In February 1993, I assigned writer Ken Auletta a story for the New Yorker titled “Barry Diller’s Search for the Future.” It described Diller’s contemplative solo road trip from a dinner with Steve Jobs in Palo Alto to a visit to the MIT Media Lab in Cambridge, as he pondered his next act. Diller wanted, among other things, to fully explore the promise of the internet. It took visionary nerve (and not caring what anyone thought) for someone whose career had been steeped in the glamor of the most thoroughbred Hollywood studios to make his first entrepreneurial acquisition the mass-market home shopping network QVC, based in West Chester, Pennsylvania. He had the last laugh. QVC was his entry into the paradigm-shifting concept that the technology of entertainment, of shopping — of everything — could and would be interactive, not just one-directional. Thirty-three years and many acquisitions later, IAC, the powerhouse conglomerate Diller built of online shopping, travel, and dating businesses, is housed in a white glass galleon of a building in downtown Manhattan, designed for him by Frank Gehry. Being an owner does something for you that being the most celebrated executive never will. And becoming a billionaire is no doubt the best revenge of all.

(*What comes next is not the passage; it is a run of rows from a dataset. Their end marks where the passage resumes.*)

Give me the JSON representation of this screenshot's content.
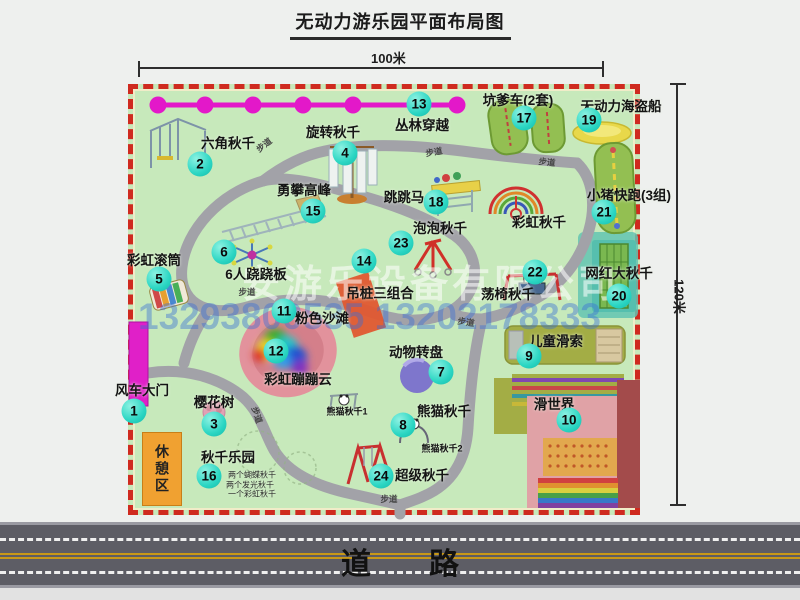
{
  "title": "无动力游乐园平面布局图",
  "dims": {
    "top": "100米",
    "right": "120米"
  },
  "road_label": "道路",
  "rest_area_label": "休憩区",
  "watermark": {
    "company": "安游乐设备有限公司",
    "phone": "13293800535 13202178333"
  },
  "attractions": [
    {
      "n": "1",
      "name": "风车大门",
      "label": [
        142,
        389
      ],
      "badge": [
        134,
        411
      ]
    },
    {
      "n": "2",
      "name": "六角秋千",
      "label": [
        228,
        142
      ],
      "badge": [
        200,
        164
      ]
    },
    {
      "n": "3",
      "name": "樱花树",
      "label": [
        214,
        401
      ],
      "badge": [
        214,
        424
      ]
    },
    {
      "n": "4",
      "name": "旋转秋千",
      "label": [
        333,
        131
      ],
      "badge": [
        345,
        153
      ]
    },
    {
      "n": "5",
      "name": "彩虹滚筒",
      "label": [
        154,
        259
      ],
      "badge": [
        159,
        279
      ]
    },
    {
      "n": "6",
      "name": "6人跷跷板",
      "label": [
        256,
        273
      ],
      "badge": [
        224,
        252
      ]
    },
    {
      "n": "7",
      "name": "动物转盘",
      "label": [
        416,
        351
      ],
      "badge": [
        441,
        372
      ]
    },
    {
      "n": "8",
      "name": "熊猫秋千",
      "label": [
        444,
        410
      ],
      "badge": [
        403,
        425
      ]
    },
    {
      "n": "9",
      "name": "儿童滑索",
      "label": [
        556,
        340
      ],
      "badge": [
        529,
        356
      ]
    },
    {
      "n": "10",
      "name": "滑世界",
      "label": [
        554,
        403
      ],
      "badge": [
        569,
        420
      ]
    },
    {
      "n": "11",
      "name": "粉色沙滩",
      "label": [
        322,
        317
      ],
      "badge": [
        284,
        311
      ]
    },
    {
      "n": "12",
      "name": "彩虹蹦蹦云",
      "label": [
        298,
        378
      ],
      "badge": [
        276,
        351
      ]
    },
    {
      "n": "13",
      "name": "丛林穿越",
      "label": [
        422,
        124
      ],
      "badge": [
        419,
        104
      ]
    },
    {
      "n": "14",
      "name": "吊桩三组合",
      "label": [
        380,
        292
      ],
      "badge": [
        364,
        261
      ]
    },
    {
      "n": "15",
      "name": "勇攀高峰",
      "label": [
        304,
        189
      ],
      "badge": [
        313,
        211
      ]
    },
    {
      "n": "16",
      "name": "秋千乐园",
      "label": [
        228,
        456
      ],
      "badge": [
        209,
        476
      ]
    },
    {
      "n": "17",
      "name": "坑爹车(2套)",
      "label": [
        518,
        99
      ],
      "badge": [
        524,
        118
      ]
    },
    {
      "n": "18",
      "name": "跳跳马",
      "label": [
        404,
        196
      ],
      "badge": [
        436,
        202
      ]
    },
    {
      "n": "19",
      "name": "无动力海盗船",
      "label": [
        621,
        105
      ],
      "badge": [
        589,
        120
      ]
    },
    {
      "n": "20",
      "name": "网红大秋千",
      "label": [
        619,
        272
      ],
      "badge": [
        619,
        296
      ]
    },
    {
      "n": "21",
      "name": "小猪快跑(3组)",
      "label": [
        629,
        194
      ],
      "badge": [
        604,
        212
      ]
    },
    {
      "n": "22",
      "name": "荡椅秋千",
      "label": [
        508,
        293
      ],
      "badge": [
        535,
        272
      ]
    },
    {
      "n": "23",
      "name": "泡泡秋千",
      "label": [
        440,
        227
      ],
      "badge": [
        401,
        243
      ]
    },
    {
      "n": "24",
      "name": "超级秋千",
      "label": [
        422,
        474
      ],
      "badge": [
        381,
        476
      ]
    }
  ],
  "extra_labels": [
    {
      "text": "彩虹秋千",
      "x": 539,
      "y": 221
    },
    {
      "text": "熊猫秋千1",
      "x": 347,
      "y": 411,
      "cls": "small"
    },
    {
      "text": "熊猫秋千2",
      "x": 442,
      "y": 448,
      "cls": "small"
    },
    {
      "text": "两个蝴蝶秋千",
      "x": 252,
      "y": 475,
      "cls": "tiny"
    },
    {
      "text": "两个发光秋千",
      "x": 250,
      "y": 485,
      "cls": "tiny"
    },
    {
      "text": "一个彩虹秋千",
      "x": 252,
      "y": 494,
      "cls": "tiny"
    }
  ],
  "walkway": {
    "text": "步道",
    "positions": [
      {
        "x": 264,
        "y": 145,
        "r": -38
      },
      {
        "x": 434,
        "y": 152,
        "r": -10
      },
      {
        "x": 547,
        "y": 162,
        "r": 6
      },
      {
        "x": 247,
        "y": 292,
        "r": 0
      },
      {
        "x": 466,
        "y": 322,
        "r": 8
      },
      {
        "x": 257,
        "y": 415,
        "r": 72
      },
      {
        "x": 389,
        "y": 499,
        "r": 0
      }
    ]
  }
}
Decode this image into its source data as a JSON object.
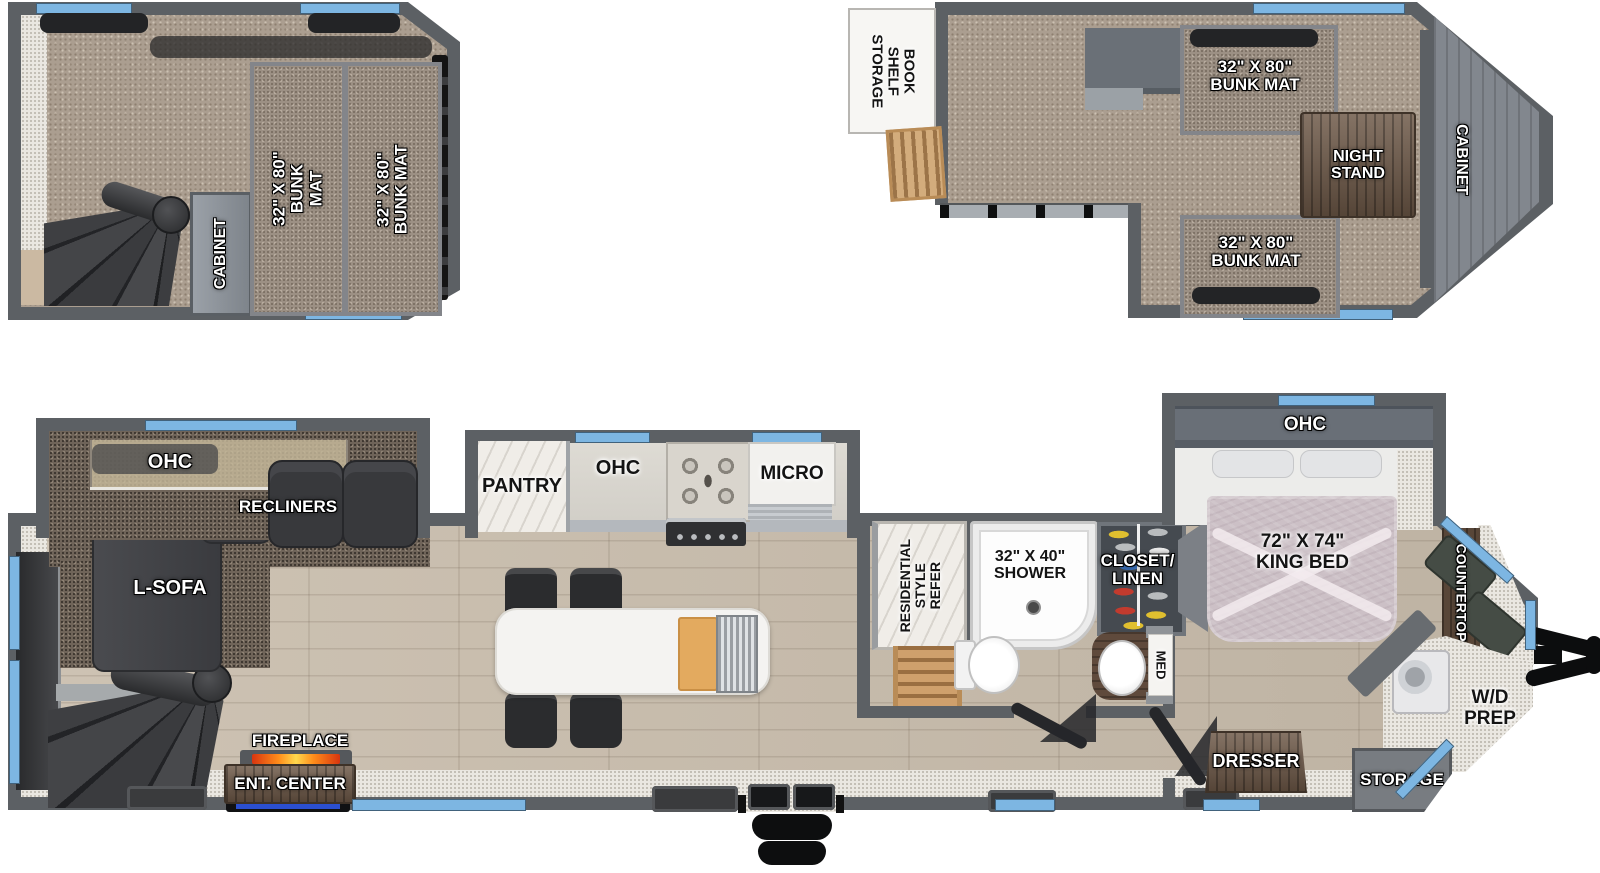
{
  "colors": {
    "wall": "#5c6064",
    "window_blue": "#7db6e2",
    "carpet": "#ab9e90",
    "wood_floor": "#c8bcab",
    "flame_orange": "#ff8c1a",
    "ent_mat_blue": "#2b4fd0",
    "bedspread_mauve": "#ccc0c6"
  },
  "rear_loft": {
    "cabinet_label": "CABINET",
    "bunk_left_label": "32\" X 80\"\nBUNK MAT",
    "bunk_right_label": "32\" X 80\"\nBUNK MAT"
  },
  "front_loft": {
    "bookshelf_label": "BOOK SHELF\nSTORAGE",
    "bunk_top_label": "32\" X 80\"\nBUNK MAT",
    "night_stand_label": "NIGHT\nSTAND",
    "bunk_bottom_label": "32\" X 80\"\nBUNK MAT",
    "cabinet_label": "CABINET"
  },
  "living": {
    "ohc_label": "OHC",
    "recliners_label": "RECLINERS",
    "l_sofa_label": "L-SOFA",
    "fireplace_label": "FIREPLACE",
    "ent_center_label": "ENT. CENTER"
  },
  "kitchen": {
    "pantry_label": "PANTRY",
    "ohc_label": "OHC",
    "micro_label": "MICRO"
  },
  "bath": {
    "refer_label": "RESIDENTIAL\nSTYLE\nREFER",
    "shower_label": "32\" X 40\"\nSHOWER",
    "closet_label": "CLOSET/\nLINEN",
    "med_label": "MED"
  },
  "bedroom": {
    "ohc_label": "OHC",
    "king_bed_label": "72\" X 74\"\nKING BED",
    "dresser_label": "DRESSER"
  },
  "front_cap": {
    "countertop_label": "COUNTERTOP",
    "wd_prep_label": "W/D\nPREP",
    "storage_label": "STORAGE"
  }
}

These days, enveloped in contentment with his beloved DVF and her family that is now his own, Diller spends more and more of his time aboard Eos, only investing in cultural and philanthropic projects that excite him. “I never see a plane taking off that I don’t want to be on,” he writes. The outsized footprint of his legacy includes the High Line, the spectacular elevated park on Manhattan’s West Side, and Little Island, the Hudson River park and cultural center he conjured into being. Diller remains brilliant at curating his own relevance, still presiding at the top of the bill at Herbert Allen’s annual Sun Valley Conference and still mentoring young turks. Back in 2019, he put AI genius Sam Altman on the board of Expedia Group, where Diller is chairman.
The big dogs who dominate the headlines now look very different from Diller’s heyday — spectrum-y tech bros like Zuckerberg and Bezos (a close friend of Diller’s) whose trainer-built musculatures don’t look as though they quite fit their biology, or Musk, who always looks as though he’s wearing the wrong thing, no matter what he puts on. They could not be more different from Barry, a voraciously curious, world-traveling sophisticate, who looks born to wear a suit, but whose inner life is just the opposite. In the book, he says he regrets he wasn’t brave enough to own his sexual orientation sooner, but perhaps he did something braver. Eschewing the playbook of shame-ridden sneaking around in a then-homophobic world, he demanded to be accepted on his own terms, creating a superstructure he could dominate, bend to his will, and give him a life in which he was never less than who he wanted to be. There’s great dust in his wake.